For time series with volatility clustering, EVT is applied to the standardized residuals from a GARCH model rather than to raw returns. This is called conditional EVT (Christoffersen 2012, sec. 6.8; Hull 2023, chap. 12):

  1. Fit a GARCH model to the return series \(R_t\) to obtain the conditional volatility \(\hat{\sigma}_t\)
  2. Extract standardized residuals: \(\hat{z}_t = R_t / \hat{\sigma}_t\), which should be approximately i.i.d.
  3. Apply EVT to the tail of the \(\hat{z}_t\) distribution (fit GPD)
  4. Compute conditional risk measures, scaling by the volatility forecast \(\hat{\sigma}_{t+1}\):

\[ \text{VaR}_q^t = \hat{\sigma}_{t+1} \cdot \text{VaR}_q(z), \quad \text{ES}_q^t = \hat{\sigma}_{t+1} \cdot \text{ES}_q(z) \]

This combines GARCH’s ability to capture volatility dynamics with EVT’s rigorous tail modelling.

Note

Simulated data.

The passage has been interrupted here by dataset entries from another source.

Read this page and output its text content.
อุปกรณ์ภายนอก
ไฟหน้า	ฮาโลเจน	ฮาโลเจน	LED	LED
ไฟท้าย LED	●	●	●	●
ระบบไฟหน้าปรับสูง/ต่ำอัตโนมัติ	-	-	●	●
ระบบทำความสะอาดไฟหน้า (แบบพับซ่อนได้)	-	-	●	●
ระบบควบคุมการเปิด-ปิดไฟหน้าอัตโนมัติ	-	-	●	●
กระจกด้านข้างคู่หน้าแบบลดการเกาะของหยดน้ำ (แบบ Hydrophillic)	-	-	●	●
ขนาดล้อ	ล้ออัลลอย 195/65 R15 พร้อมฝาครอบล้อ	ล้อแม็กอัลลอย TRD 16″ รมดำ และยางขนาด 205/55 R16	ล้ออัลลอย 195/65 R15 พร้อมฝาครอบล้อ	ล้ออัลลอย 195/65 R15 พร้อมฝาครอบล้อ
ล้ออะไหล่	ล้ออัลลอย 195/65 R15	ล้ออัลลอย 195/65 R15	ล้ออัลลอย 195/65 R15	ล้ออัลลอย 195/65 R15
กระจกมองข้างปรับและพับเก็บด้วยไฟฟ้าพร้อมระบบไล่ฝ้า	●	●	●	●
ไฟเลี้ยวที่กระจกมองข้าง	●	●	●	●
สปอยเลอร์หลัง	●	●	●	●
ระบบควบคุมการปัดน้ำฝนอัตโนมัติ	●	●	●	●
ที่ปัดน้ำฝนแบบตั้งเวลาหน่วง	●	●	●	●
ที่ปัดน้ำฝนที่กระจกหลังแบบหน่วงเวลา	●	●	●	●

A GARCH(1,1) process is simulated with standardized Student-\(t\) shocks. The GARCH parameters and shock distribution are known (since we generated the data). In practice, both the GARCH model and the EVT parameters would need to be estimated. The FHS method simulates 5,000 next-day returns by drawing standardized residuals with replacement and scaling by \(\hat{\sigma}_{t+1}\); VaR and ES are then computed from this simulated distribution.

Tip

How to experiment

Lower the degrees of freedom \(d\) to make the shocks heavier-tailed, and observe that GARCH+EVT captures this while GARCH-Normal underestimates tail risk. Increase the volatility forecast \(\hat{\sigma}_{t+1}\) to see all conditional measures scale proportionally. Compare how the four methods behave at different confidence levels in the “Confidence sweep” tab.

References

Christoffersen, Peter F. 2012. Elements of Financial Risk Management. 2nd ed. Academic Press.
Hull, John. 2023. Risk Management and Financial Institutions. 6th ed. John Wiley & Sons.
McNeil, Alexander J., Rüdiger Frey, and Paul Embrechts. 2015. Quantitative Risk Management: Concepts, Techniques and Tools. Revised. Princeton University Press.